The morphological sprouting of the organoid generally occurs when the diameter reaches 50 μm. In order to better evaluate the morphological changes during the growth of the organoid, we designed EGO-Net to improve the segmentation accuracy of the morphological sprouting state organoid, as shown in Figure 2B. Since the lower level has a small receptive field, only local information can be obtained. In order to accurately segment organoids, high-level semantic or positional information is also required. When the information returns from the high level to the low level, the high level information is gradually diluted, so we fuse the feature maps obtained from each convolutional block of the down sampled part of the introduced baseline EG-Net to obtain the multi-scale features. The multi-scale features are then fused with the features of the side path outputs so that both high-level and low-level information is obtained for each side path output. Channel Attention (CA) and Spatial Attention (SA) were utilized after fusing the edge features to make the network more focused on the organoids to be segmented and to suppress irrelevant information (Woo et al., 2018). Since this network (Figure 2B) was still a 2D neural network, the correlation information of different directions of 3D OCT imaging was easily lost, which led to problems such as deformation and discontinuity in the 3D reconstruction of the segmented organoid. To this end, a method combining unidirectional continuous 3-frame OCT image input (Li et al., 2017) and averaging two predictions in the orthogonal direction (Prasoon et al., 2013; Pfister et al., 2019) was proposed (Figure 2C). This method took into account the information correlation of different directions of 3D OCT imaging and used orthogonal continuous input to form information complementarity, which enabled effectively improve the problem of unidirectional 2D neural network segmentation while avoiding the segmentation efficiency problem that exists in 3D neural networks.

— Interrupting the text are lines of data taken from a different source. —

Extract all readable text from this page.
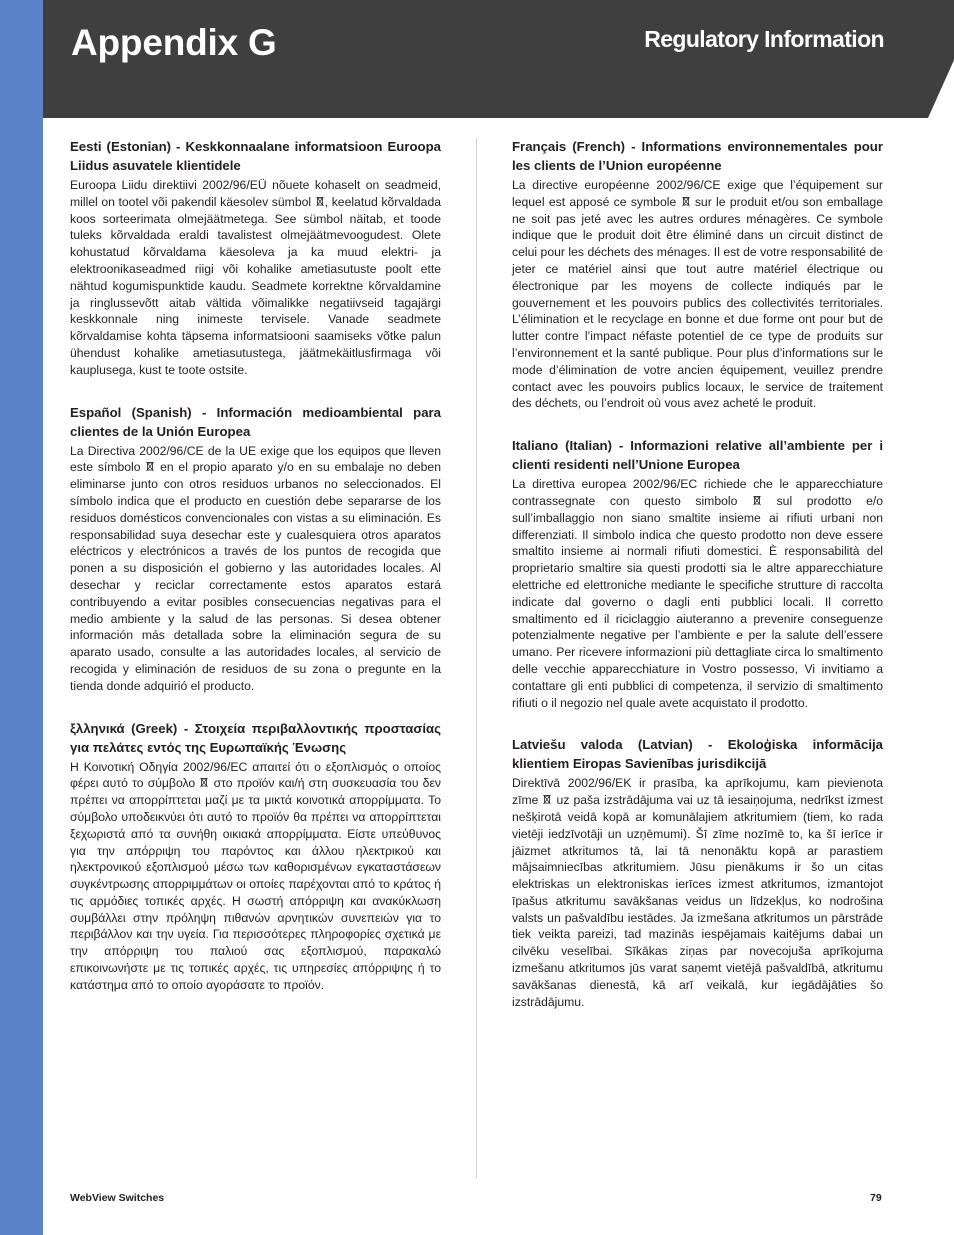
Appendix G	Regulatory Information
Eesti (Estonian) - Keskkonnaalane informatsioon Euroopa Liidus asuvatele klientidele

Euroopa Liidu direktiivi 2002/96/EÜ nõuete kohaselt on seadmeid, millel on tootel või pakendil käesolev sümbol , keelatud kõrvaldada koos sorteerimata olmejäätmetega. See sümbol näitab, et toode tuleks kõrvaldada eraldi tavalistest olmejäätmevoogudest. Olete kohustatud kõrvaldama käesoleva ja ka muud elektri- ja elektroonikaseadmed riigi või kohalike ametiasutuste poolt ette nähtud kogumispunktide kaudu. Seadmete korrektne kõrvaldamine ja ringlussevõtt aitab vältida võimalikke negatiivseid tagajärgi keskkonnale ning inimeste tervisele. Vanade seadmete kõrvaldamise kohta täpsema informatsiooni saamiseks võtke palun ühendust kohalike ametiasutustega, jäätmekäitlusfirmaga või kauplusega, kust te toote ostsite.

Español (Spanish) - Información medioambiental para clientes de la Unión Europea

La Directiva 2002/96/CE de la UE exige que los equipos que lleven este símbolo  en el propio aparato y/o en su embalaje no deben eliminarse junto con otros residuos urbanos no seleccionados. El símbolo indica que el producto en cuestión debe separarse de los residuos domésticos convencionales con vistas a su eliminación. Es responsabilidad suya desechar este y cualesquiera otros aparatos eléctricos y electrónicos a través de los puntos de recogida que ponen a su disposición el gobierno y las autoridades locales. Al desechar y reciclar correctamente estos aparatos estará contribuyendo a evitar posibles consecuencias negativas para el medio ambiente y la salud de las personas. Si desea obtener información más detallada sobre la eliminación segura de su aparato usado, consulte a las autoridades locales, al servicio de recogida y eliminación de residuos de su zona o pregunte en la tienda donde adquirió el producto.

ξλληνικά (Greek) - Στοιχεία περιβαλλοντικής προστασίας για πελάτες εντός της Ευρωπαϊκής Ένωσης

Η Κοινοτική Οδηγία 2002/96/EC απαιτεί ότι ο εξοπλισμός ο οποίος φέρει αυτό το σύμβολο  στο προϊόν και/ή στη συσκευασία του δεν πρέπει να απορρίπτεται μαζί με τα μικτά κοινοτικά απορρίμματα. Το σύμβολο υποδεικνύει ότι αυτό το προϊόν θα πρέπει να απορρίπτεται ξεχωριστά από τα συνήθη οικιακά απορρίμματα. Είστε υπεύθυνος για την απόρριψη του παρόντος και άλλου ηλεκτρικού και ηλεκτρονικού εξοπλισμού μέσω των καθορισμένων εγκαταστάσεων συγκέντρωσης απορριμμάτων οι οποίες παρέχονται από το κράτος ή τις αρμόδιες τοπικές αρχές. Η σωστή απόρριψη και ανακύκλωση συμβάλλει στην πρόληψη πιθανών αρνητικών συνεπειών για το περιβάλλον και την υγεία. Για περισσότερες πληροφορίες σχετικά με την απόρριψη του παλιού σας εξοπλισμού, παρακαλώ επικοινωνήστε με τις τοπικές αρχές, τις υπηρεσίες απόρριψης ή το κατάστημα από το οποίο αγοράσατε το προϊόν.

Français (French) - Informations environnementales pour les clients de l’Union européenne

La directive européenne 2002/96/CE exige que l’équipement sur lequel est apposé ce symbole  sur le produit et/ou son emballage ne soit pas jeté avec les autres ordures ménagères. Ce symbole indique que le produit doit être éliminé dans un circuit distinct de celui pour les déchets des ménages. Il est de votre responsabilité de jeter ce matériel ainsi que tout autre matériel électrique ou électronique par les moyens de collecte indiqués par le gouvernement et les pouvoirs publics des collectivités territoriales. L’élimination et le recyclage en bonne et due forme ont pour but de lutter contre l’impact néfaste potentiel de ce type de produits sur l’environnement et la santé publique. Pour plus d’informations sur le mode d’élimination de votre ancien équipement, veuillez prendre contact avec les pouvoirs publics locaux, le service de traitement des déchets, ou l’endroit où vous avez acheté le produit.

Italiano (Italian) - Informazioni relative all’ambiente per i clienti residenti nell’Unione Europea

La direttiva europea 2002/96/EC richiede che le apparecchiature contrassegnate con questo simbolo  sul prodotto e/o sull’imballaggio non siano smaltite insieme ai rifiuti urbani non differenziati. Il simbolo indica che questo prodotto non deve essere smaltito insieme ai normali rifiuti domestici. È responsabilità del proprietario smaltire sia questi prodotti sia le altre apparecchiature elettriche ed elettroniche mediante le specifiche strutture di raccolta indicate dal governo o dagli enti pubblici locali. Il corretto smaltimento ed il riciclaggio aiuteranno a prevenire conseguenze potenzialmente negative per l’ambiente e per la salute dell’essere umano. Per ricevere informazioni più dettagliate circa lo smaltimento delle vecchie apparecchiature in Vostro possesso, Vi invitiamo a contattare gli enti pubblici di competenza, il servizio di smaltimento rifiuti o il negozio nel quale avete acquistato il prodotto.

Latviešu valoda (Latvian) - Ekoloģiska informācija klientiem Eiropas Savienības jurisdikcijā

Direktīvā 2002/96/EK ir prasība, ka aprīkojumu, kam pievienota zīme  uz paša izstrādājuma vai uz tā iesaiņojuma, nedrīkst izmest nešķirotā veidā kopā ar komunālajiem atkritumiem (tiem, ko rada vietēji iedzīvotāji un uzņēmumi). Šī zīme nozīmē to, ka šī ierīce ir jāizmet atkritumos tā, lai tā nenonāktu kopā ar parastiem mājsaimniecības atkritumiem. Jūsu pienākums ir šo un citas elektriskas un elektroniskas ierīces izmest atkritumos, izmantojot īpašus atkritumu savākšanas veidus un līdzekļus, ko nodrošina valsts un pašvaldību iestādes. Ja izmešana atkritumos un pārstrāde tiek veikta pareizi, tad mazinās iespējamais kaitējums dabai un cilvēku veselībai. Sīkākas ziņas par novecojuša aprīkojuma izmešanu atkritumos jūs varat saņemt vietējā pašvaldībā, atkritumu savākšanas dienestā, kā arī veikalā, kur iegādājāties šo izstrādājumu.

WebView Switches	79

We trained the network using a hybrid loss function defined as $L=L_{bce}+L_{iou}.$ $L_{bce}=-{\displaystyle \sum _{i=1}^n}\widehat{y_i}\log y_i+\left(1-\widehat{y_i}\right)\log \left(1-y_i\right)$ and $L_{iou}=1-\frac{{\sum }_{i=1}^n{y}_i\widehat{y_i}}{{\sum }_{i=1}^n\left(\widehat{y_i}+y_i-y_i\widehat{y_i}\right)}$ denote the BCE loss function (de Boer et al., 2005) and the IoU loss function (Mattyus et al., 2017), respectively, where $\widehat{y_i}\in \left[\mathrm{0,1}\right]$ is the ground truth label of the pixel and $y_i\in \left[\mathrm{0,1}\right]$ is the predicted probability of being organoid. We set six-fold cross-validation with 60 epochs of training per cross-validation and used data augmentation such as rotation and horizontal flipping during the training process. An adaptive moment estimation solver was used to optimize the network with a learning rate of 5 × 10⁻⁵ and momentum of 0.90. This process was implemented with Python3.7 based on a Pytorch backend using a single NVIDIA Quadro RTX 4000.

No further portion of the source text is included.